Then I need to do the stuff myself.

Later I need the theoretical explanations.

------
redirectleft
I am the same way, however I would not want it to be otherwise. A "slow
thinker" sounds very negative but in reality there is just more gaps between
thoughts, gaps in which you are true to yourself and this moment.

A new sight or sound arises, and in the first moment of perception, there is a
brief cessation in the habitual stream of thinking. Consciousness is diverted
away from thought because it is required for sense perception. A very unusual
sight or sound may leave you "speechless", even inside, that is to say, bring
about a longer gap.

The frequency and duration of those spaces determine your ability to enjoy
life, to feel an inner connectedness with other human beings as well as
nature. It also determines the degree to which you are free of ego because ego
implies complete unawareness of the dimension of space.
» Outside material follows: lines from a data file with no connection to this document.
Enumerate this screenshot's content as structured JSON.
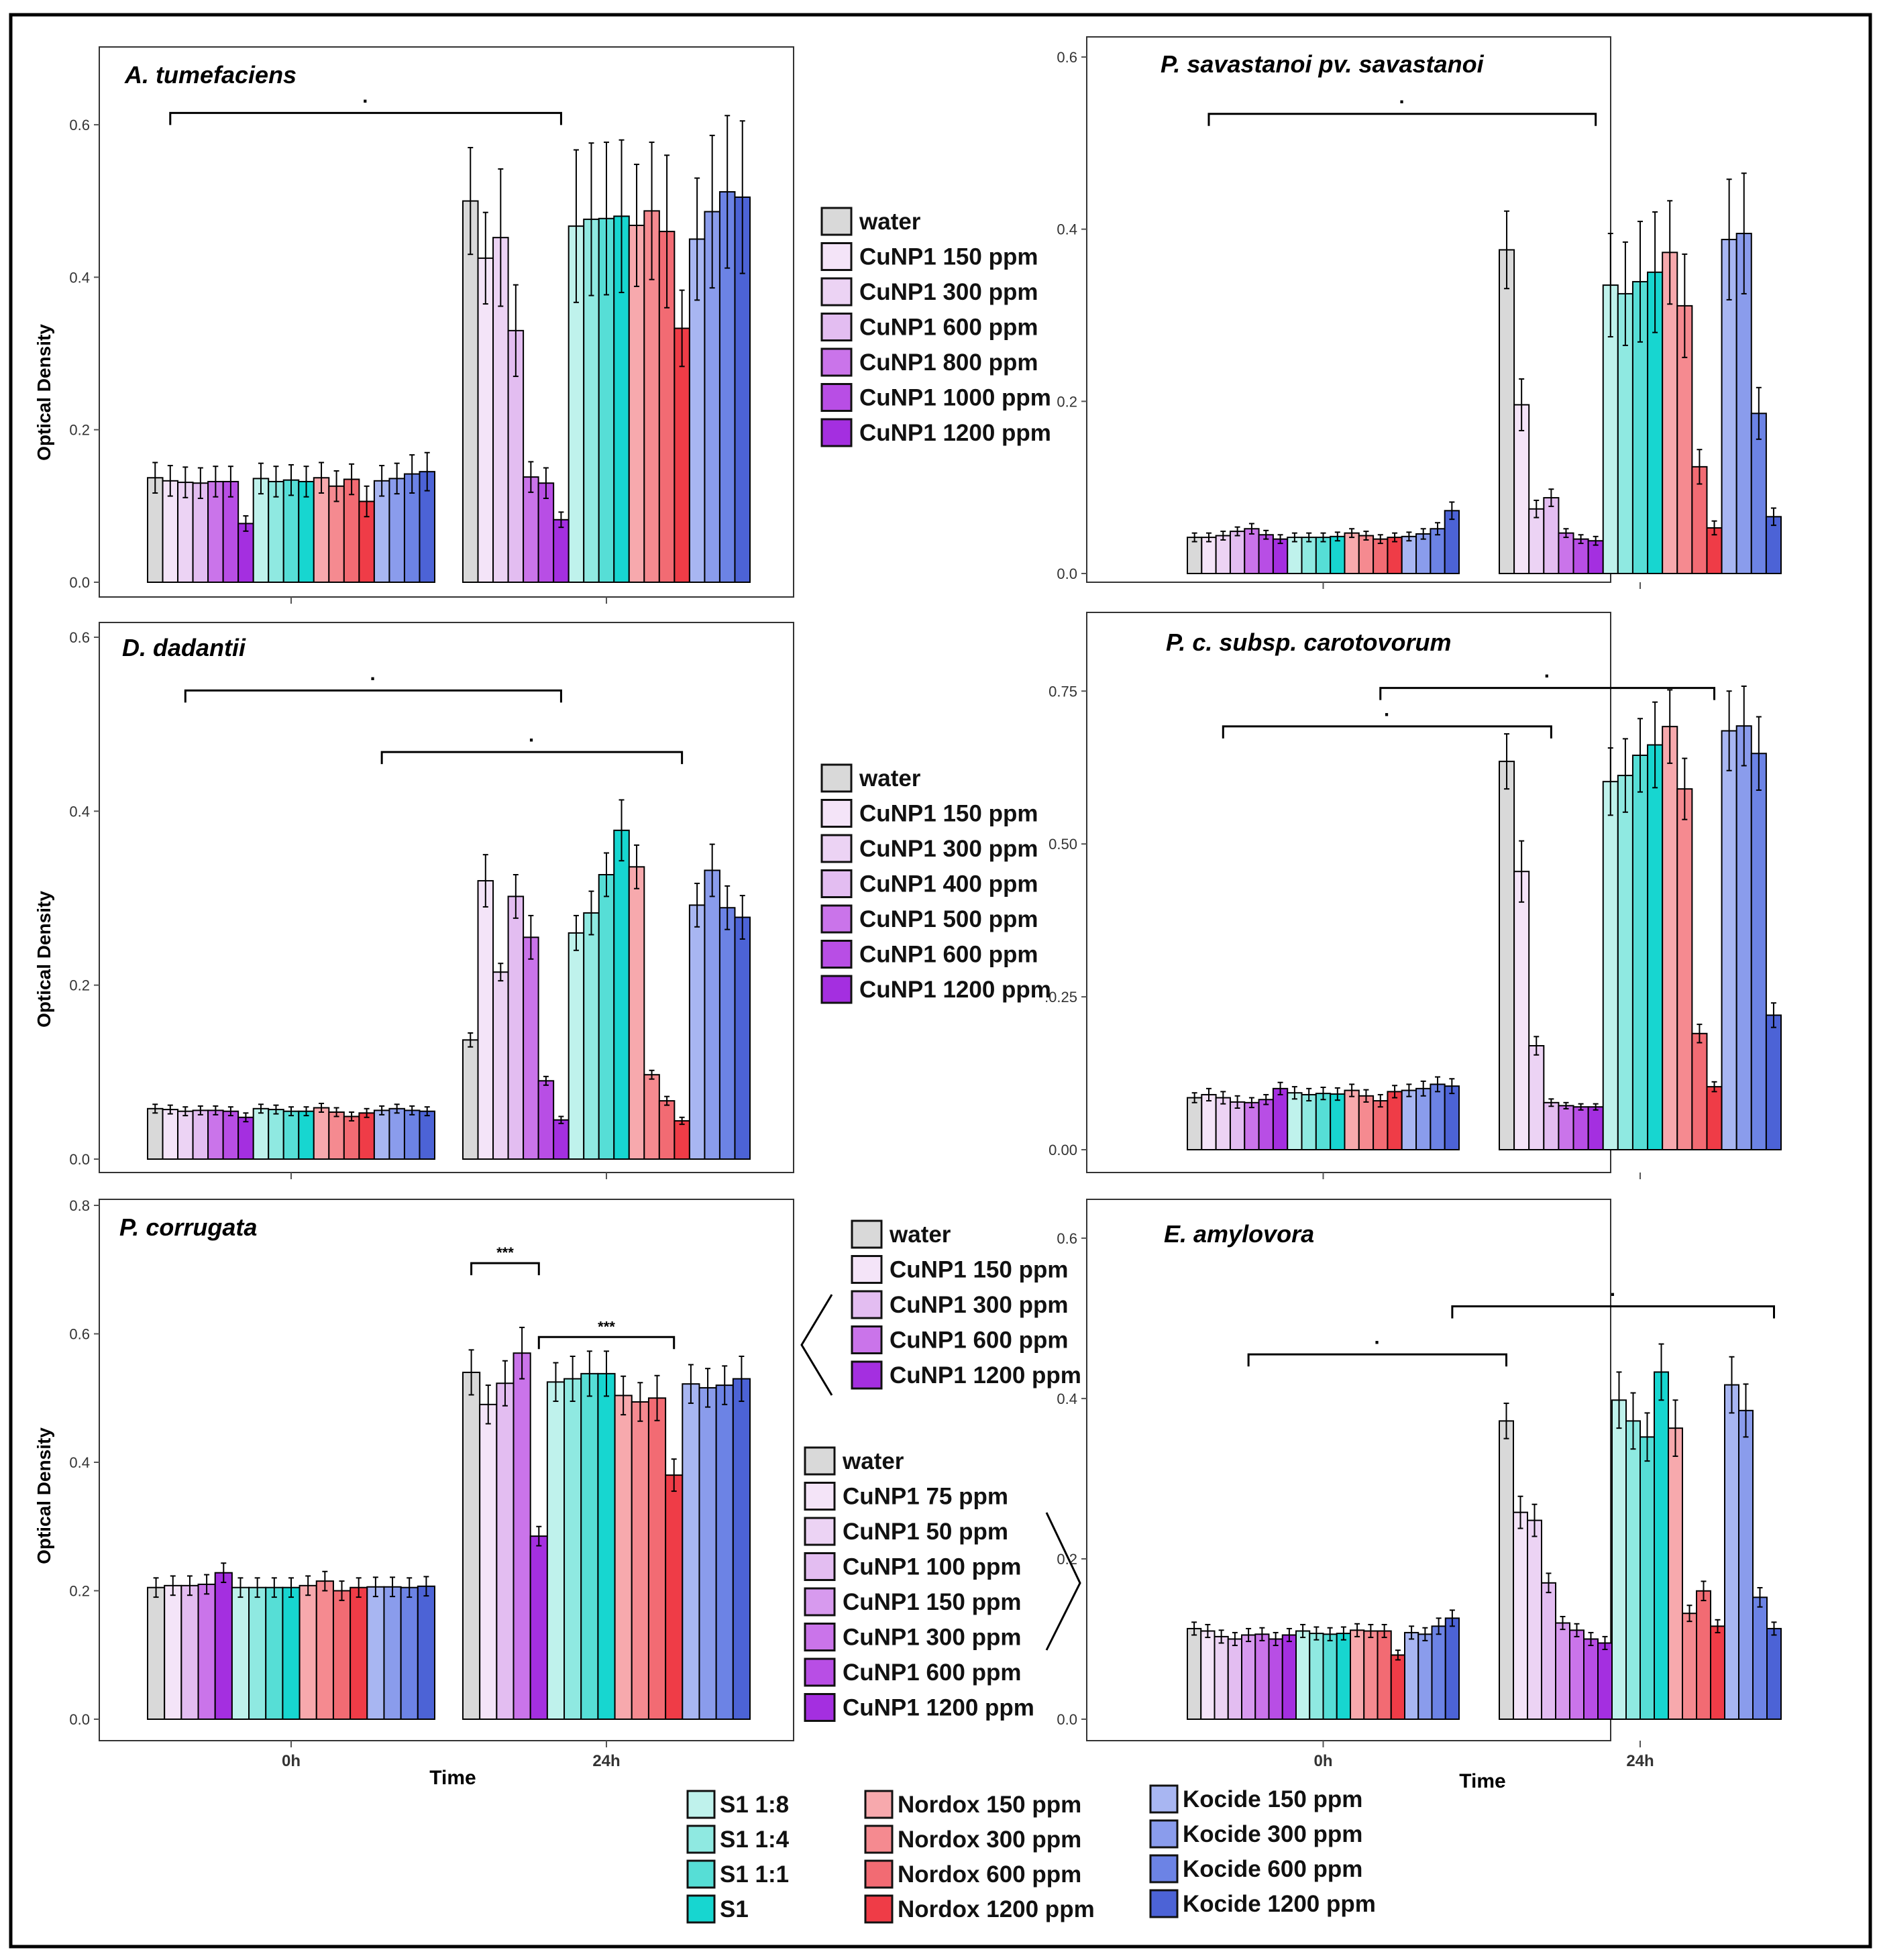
{
  "figure": {
    "time_label": "Time",
    "y_label": "Optical Density",
    "x_tick_labels": [
      "0h",
      "24h"
    ],
    "colors": {
      "water": "#d9d9d9",
      "cunp1": [
        "#f4e4f8",
        "#ecd3f4",
        "#e3bdf1",
        "#d79aee",
        "#ca74ea",
        "#b84ee5",
        "#a42fe0"
      ],
      "s1": [
        "#bff2ec",
        "#8fe9e1",
        "#56ded6",
        "#17d6d0"
      ],
      "nordox": [
        "#f7a9ad",
        "#f58a90",
        "#f26b73",
        "#ef3c47"
      ],
      "kocide": [
        "#a8b6f2",
        "#8a9cec",
        "#6c83e5",
        "#4c63d6"
      ]
    }
  },
  "chart_data": [
    {
      "type": "bar",
      "title": "A. tumefaciens",
      "xlabel": "",
      "ylabel": "Optical Density",
      "ylim": [
        0,
        0.68
      ],
      "yticks": [
        "0.0",
        "0.2",
        "0.4",
        "0.6"
      ],
      "categories": [
        "0h",
        "24h"
      ],
      "treatments": [
        "water",
        "CuNP1 150 ppm",
        "CuNP1 300 ppm",
        "CuNP1 600 ppm",
        "CuNP1 800 ppm",
        "CuNP1 1000 ppm",
        "CuNP1 1200 ppm",
        "S1 1:8",
        "S1 1:4",
        "S1 1:1",
        "S1",
        "Nordox 150 ppm",
        "Nordox 300 ppm",
        "Nordox 600 ppm",
        "Nordox 1200 ppm",
        "Kocide 150 ppm",
        "Kocide 300 ppm",
        "Kocide 600 ppm",
        "Kocide 1200 ppm"
      ],
      "values_0h": [
        0.137,
        0.133,
        0.131,
        0.13,
        0.132,
        0.132,
        0.077,
        0.136,
        0.132,
        0.134,
        0.132,
        0.137,
        0.126,
        0.135,
        0.106,
        0.133,
        0.136,
        0.142,
        0.145
      ],
      "errors_0h": [
        0.02,
        0.02,
        0.02,
        0.02,
        0.02,
        0.02,
        0.01,
        0.02,
        0.02,
        0.02,
        0.02,
        0.02,
        0.02,
        0.02,
        0.02,
        0.02,
        0.02,
        0.025,
        0.025
      ],
      "values_24h": [
        0.5,
        0.425,
        0.452,
        0.33,
        0.138,
        0.13,
        0.082,
        0.467,
        0.476,
        0.477,
        0.48,
        0.468,
        0.487,
        0.46,
        0.333,
        0.45,
        0.486,
        0.512,
        0.505
      ],
      "errors_24h": [
        0.07,
        0.06,
        0.09,
        0.06,
        0.02,
        0.02,
        0.01,
        0.1,
        0.1,
        0.1,
        0.1,
        0.08,
        0.09,
        0.1,
        0.05,
        0.08,
        0.1,
        0.1,
        0.1
      ],
      "annotations": [
        {
          "label": "·",
          "from": "0h CuNP1 150 ppm",
          "to": "24h CuNP1 1200 ppm"
        }
      ],
      "legend": {
        "text": [
          "water",
          "CuNP1 150 ppm",
          "CuNP1 300 ppm",
          "CuNP1 600 ppm",
          "CuNP1 800 ppm",
          "CuNP1 1000 ppm",
          "CuNP1 1200 ppm"
        ]
      }
    },
    {
      "type": "bar",
      "title": "P. savastanoi pv. savastanoi",
      "xlabel": "",
      "ylabel": "",
      "ylim": [
        0,
        0.6
      ],
      "yticks": [
        "0.0",
        "0.2",
        "0.4",
        "0.6"
      ],
      "categories": [
        "0h",
        "24h"
      ],
      "treatments": [
        "water",
        "CuNP1 150 ppm",
        "CuNP1 300 ppm",
        "CuNP1 600 ppm",
        "CuNP1 800 ppm",
        "CuNP1 1000 ppm",
        "CuNP1 1200 ppm",
        "S1 1:8",
        "S1 1:4",
        "S1 1:1",
        "S1",
        "Nordox 150 ppm",
        "Nordox 300 ppm",
        "Nordox 600 ppm",
        "Nordox 1200 ppm",
        "Kocide 150 ppm",
        "Kocide 300 ppm",
        "Kocide 600 ppm",
        "Kocide 1200 ppm"
      ],
      "values_0h": [
        0.042,
        0.042,
        0.044,
        0.049,
        0.052,
        0.045,
        0.04,
        0.042,
        0.042,
        0.042,
        0.043,
        0.047,
        0.044,
        0.04,
        0.042,
        0.043,
        0.046,
        0.052,
        0.073
      ],
      "errors_0h": [
        0.005,
        0.005,
        0.005,
        0.005,
        0.006,
        0.005,
        0.005,
        0.005,
        0.005,
        0.005,
        0.005,
        0.005,
        0.005,
        0.005,
        0.005,
        0.005,
        0.006,
        0.007,
        0.01
      ],
      "values_24h": [
        0.376,
        0.196,
        0.075,
        0.088,
        0.047,
        0.04,
        0.038,
        0.335,
        0.325,
        0.339,
        0.35,
        0.373,
        0.311,
        0.124,
        0.053,
        0.388,
        0.395,
        0.186,
        0.066
      ],
      "errors_24h": [
        0.045,
        0.03,
        0.01,
        0.01,
        0.005,
        0.005,
        0.005,
        0.06,
        0.06,
        0.07,
        0.07,
        0.06,
        0.06,
        0.02,
        0.008,
        0.07,
        0.07,
        0.03,
        0.01
      ],
      "annotations": [
        {
          "label": "·",
          "from": "0h CuNP1 150 ppm",
          "to": "24h CuNP1 1200 ppm"
        }
      ]
    },
    {
      "type": "bar",
      "title": "D. dadantii",
      "xlabel": "",
      "ylabel": "Optical Density",
      "ylim": [
        0,
        0.6
      ],
      "yticks": [
        "0.0",
        "0.2",
        "0.4",
        "0.6"
      ],
      "categories": [
        "0h",
        "24h"
      ],
      "treatments": [
        "water",
        "CuNP1 150 ppm",
        "CuNP1 300 ppm",
        "CuNP1 400 ppm",
        "CuNP1 500 ppm",
        "CuNP1 600 ppm",
        "CuNP1 1200 ppm",
        "S1 1:8",
        "S1 1:4",
        "S1 1:1",
        "S1",
        "Nordox 150 ppm",
        "Nordox 300 ppm",
        "Nordox 600 ppm",
        "Nordox 1200 ppm",
        "Kocide 150 ppm",
        "Kocide 300 ppm",
        "Kocide 600 ppm",
        "Kocide 1200 ppm"
      ],
      "values_0h": [
        0.058,
        0.057,
        0.055,
        0.056,
        0.056,
        0.055,
        0.048,
        0.058,
        0.057,
        0.055,
        0.055,
        0.059,
        0.054,
        0.049,
        0.053,
        0.056,
        0.058,
        0.056,
        0.055
      ],
      "errors_0h": [
        0.005,
        0.005,
        0.005,
        0.005,
        0.005,
        0.005,
        0.005,
        0.005,
        0.005,
        0.005,
        0.005,
        0.005,
        0.005,
        0.005,
        0.005,
        0.005,
        0.005,
        0.005,
        0.005
      ],
      "values_24h": [
        0.137,
        0.32,
        0.215,
        0.302,
        0.255,
        0.09,
        0.045,
        0.26,
        0.283,
        0.327,
        0.378,
        0.336,
        0.097,
        0.067,
        0.044,
        0.292,
        0.332,
        0.289,
        0.278
      ],
      "errors_24h": [
        0.008,
        0.03,
        0.01,
        0.025,
        0.025,
        0.005,
        0.004,
        0.02,
        0.025,
        0.025,
        0.035,
        0.025,
        0.005,
        0.005,
        0.004,
        0.025,
        0.03,
        0.025,
        0.025
      ],
      "annotations": [
        {
          "label": "·",
          "from": "0h CuNP1 300 ppm",
          "to": "24h CuNP1 1200 ppm"
        },
        {
          "label": "·",
          "from": "0h Kocide 150 ppm",
          "to": "24h Nordox 1200 ppm"
        }
      ],
      "legend": {
        "text": [
          "water",
          "CuNP1 150 ppm",
          "CuNP1 300 ppm",
          "CuNP1 400 ppm",
          "CuNP1 500 ppm",
          "CuNP1 600 ppm",
          "CuNP1 1200 ppm"
        ]
      }
    },
    {
      "type": "bar",
      "title": "P. c. subsp. carotovorum",
      "xlabel": "",
      "ylabel": "",
      "ylim": [
        0,
        0.86
      ],
      "yticks": [
        "0.00",
        ".0.25",
        "0.50",
        "0.75"
      ],
      "categories": [
        "0h",
        "24h"
      ],
      "treatments": [
        "water",
        "CuNP1 150 ppm",
        "CuNP1 300 ppm",
        "CuNP1 600 ppm",
        "CuNP1 800 ppm",
        "CuNP1 1000 ppm",
        "CuNP1 1200 ppm",
        "S1 1:8",
        "S1 1:4",
        "S1 1:1",
        "S1",
        "Nordox 150 ppm",
        "Nordox 300 ppm",
        "Nordox 600 ppm",
        "Nordox 1200 ppm",
        "Kocide 150 ppm",
        "Kocide 300 ppm",
        "Kocide 600 ppm",
        "Kocide 1200 ppm"
      ],
      "values_0h": [
        0.085,
        0.09,
        0.085,
        0.078,
        0.077,
        0.082,
        0.1,
        0.093,
        0.09,
        0.092,
        0.091,
        0.097,
        0.088,
        0.08,
        0.095,
        0.097,
        0.1,
        0.107,
        0.104
      ],
      "errors_0h": [
        0.008,
        0.01,
        0.01,
        0.01,
        0.008,
        0.008,
        0.01,
        0.01,
        0.01,
        0.01,
        0.01,
        0.01,
        0.01,
        0.01,
        0.01,
        0.01,
        0.012,
        0.012,
        0.012
      ],
      "values_24h": [
        0.635,
        0.455,
        0.17,
        0.077,
        0.072,
        0.07,
        0.07,
        0.602,
        0.612,
        0.645,
        0.662,
        0.692,
        0.59,
        0.19,
        0.103,
        0.685,
        0.693,
        0.648,
        0.22
      ],
      "errors_24h": [
        0.045,
        0.05,
        0.015,
        0.006,
        0.005,
        0.005,
        0.005,
        0.055,
        0.06,
        0.06,
        0.07,
        0.06,
        0.05,
        0.015,
        0.008,
        0.065,
        0.065,
        0.06,
        0.02
      ],
      "annotations": [
        {
          "label": "·",
          "from": "0h CuNP1 300 ppm",
          "to": "24h CuNP1 600 ppm"
        },
        {
          "label": "·",
          "from": "0h Nordox 600 ppm",
          "to": "24h Nordox 1200 ppm"
        }
      ]
    },
    {
      "type": "bar",
      "title": "P. corrugata",
      "xlabel": "",
      "ylabel": "Optical Density",
      "ylim": [
        0,
        0.8
      ],
      "yticks": [
        "0.0",
        "0.2",
        "0.4",
        "0.6",
        "0.8"
      ],
      "categories": [
        "0h",
        "24h"
      ],
      "treatments": [
        "water",
        "CuNP1 150 ppm",
        "CuNP1 300 ppm",
        "CuNP1 600 ppm",
        "CuNP1 1200 ppm",
        "S1 1:8",
        "S1 1:4",
        "S1 1:1",
        "S1",
        "Nordox 150 ppm",
        "Nordox 300 ppm",
        "Nordox 600 ppm",
        "Nordox 1200 ppm",
        "Kocide 150 ppm",
        "Kocide 300 ppm",
        "Kocide 600 ppm",
        "Kocide 1200 ppm"
      ],
      "values_0h": [
        0.205,
        0.208,
        0.208,
        0.21,
        0.228,
        0.205,
        0.205,
        0.205,
        0.205,
        0.208,
        0.215,
        0.2,
        0.205,
        0.206,
        0.206,
        0.205,
        0.207
      ],
      "errors_0h": [
        0.015,
        0.015,
        0.015,
        0.015,
        0.015,
        0.015,
        0.015,
        0.015,
        0.015,
        0.015,
        0.015,
        0.015,
        0.015,
        0.015,
        0.015,
        0.015,
        0.015
      ],
      "values_24h": [
        0.54,
        0.49,
        0.523,
        0.57,
        0.285,
        0.525,
        0.53,
        0.538,
        0.538,
        0.504,
        0.494,
        0.5,
        0.38,
        0.522,
        0.516,
        0.52,
        0.53
      ],
      "errors_24h": [
        0.035,
        0.03,
        0.035,
        0.04,
        0.015,
        0.03,
        0.035,
        0.035,
        0.035,
        0.03,
        0.03,
        0.035,
        0.025,
        0.03,
        0.03,
        0.03,
        0.035
      ],
      "annotations": [
        {
          "label": "***",
          "from": "24h water",
          "to": "24h CuNP1 1200 ppm"
        },
        {
          "label": "***",
          "from": "24h CuNP1 1200 ppm",
          "to": "24h Nordox 1200 ppm"
        }
      ],
      "legend": {
        "text": [
          "water",
          "CuNP1 150 ppm",
          "CuNP1 300 ppm",
          "CuNP1 600 ppm",
          "CuNP1 1200 ppm"
        ]
      }
    },
    {
      "type": "bar",
      "title": "E. amylovora",
      "xlabel": "",
      "ylabel": "",
      "ylim": [
        0,
        0.63
      ],
      "yticks": [
        "0.0",
        "0.2",
        "0.4",
        "0.6"
      ],
      "categories": [
        "0h",
        "24h"
      ],
      "treatments": [
        "water",
        "CuNP1 75 ppm",
        "CuNP1 50 ppm",
        "CuNP1 100 ppm",
        "CuNP1 150 ppm",
        "CuNP1 300 ppm",
        "CuNP1 600 ppm",
        "CuNP1 1200 ppm",
        "S1 1:8",
        "S1 1:4",
        "S1 1:1",
        "S1",
        "Nordox 150 ppm",
        "Nordox 300 ppm",
        "Nordox 600 ppm",
        "Nordox 1200 ppm",
        "Kocide 150 ppm",
        "Kocide 300 ppm",
        "Kocide 600 ppm",
        "Kocide 1200 ppm"
      ],
      "values_0h": [
        0.113,
        0.11,
        0.103,
        0.1,
        0.105,
        0.106,
        0.1,
        0.105,
        0.11,
        0.107,
        0.106,
        0.107,
        0.111,
        0.11,
        0.11,
        0.08,
        0.108,
        0.106,
        0.116,
        0.126
      ],
      "errors_0h": [
        0.008,
        0.008,
        0.008,
        0.008,
        0.008,
        0.008,
        0.008,
        0.008,
        0.008,
        0.008,
        0.008,
        0.008,
        0.008,
        0.008,
        0.008,
        0.006,
        0.008,
        0.008,
        0.01,
        0.01
      ],
      "values_24h": [
        0.372,
        0.258,
        0.248,
        0.17,
        0.12,
        0.111,
        0.1,
        0.095,
        0.398,
        0.372,
        0.352,
        0.433,
        0.363,
        0.132,
        0.16,
        0.116,
        0.417,
        0.385,
        0.152,
        0.113
      ],
      "errors_24h": [
        0.022,
        0.02,
        0.02,
        0.012,
        0.008,
        0.008,
        0.008,
        0.008,
        0.035,
        0.035,
        0.03,
        0.035,
        0.035,
        0.01,
        0.012,
        0.008,
        0.035,
        0.033,
        0.012,
        0.008
      ],
      "annotations": [
        {
          "label": "·",
          "from": "0h CuNP1 150 ppm",
          "to": "24h water"
        },
        {
          "label": "·",
          "from": "0h Kocide 1200 ppm",
          "to": "24h Kocide 1200 ppm"
        }
      ],
      "legend": {
        "text": [
          "water",
          "CuNP1 75 ppm",
          "CuNP1 50 ppm",
          "CuNP1 100 ppm",
          "CuNP1 150 ppm",
          "CuNP1 300 ppm",
          "CuNP1 600 ppm",
          "CuNP1 1200 ppm"
        ]
      }
    }
  ],
  "shared_legend": {
    "s1": [
      "S1 1:8",
      "S1 1:4",
      "S1 1:1",
      "S1"
    ],
    "nordox": [
      "Nordox 150 ppm",
      "Nordox 300 ppm",
      "Nordox 600 ppm",
      "Nordox 1200 ppm"
    ],
    "kocide": [
      "Kocide 150 ppm",
      "Kocide 300 ppm",
      "Kocide 600 ppm",
      "Kocide 1200 ppm"
    ]
  }
}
When you become conscious of these brief spaces as they happen naturally, they
will lengthen, and as they do, you will experience with increasing frequency
the joy of perceiving with little or no interference of thinking.

Inner space also arises whenever you let go of the need to emphasize your
form-identity. That need is of the ego. It is not a true need.

I would very much recommend Eckhart Tolle's "A New Earth" if you want to read
more and achieve freedom.

------
cup
>(Can you imagine how the world would work if this was the norm?)

Probably fine as long as there are no emergencies.

------
cJ0th
Slow thinking is a luxury you mostly can't really afford if you find yourself
working in a hierarchy.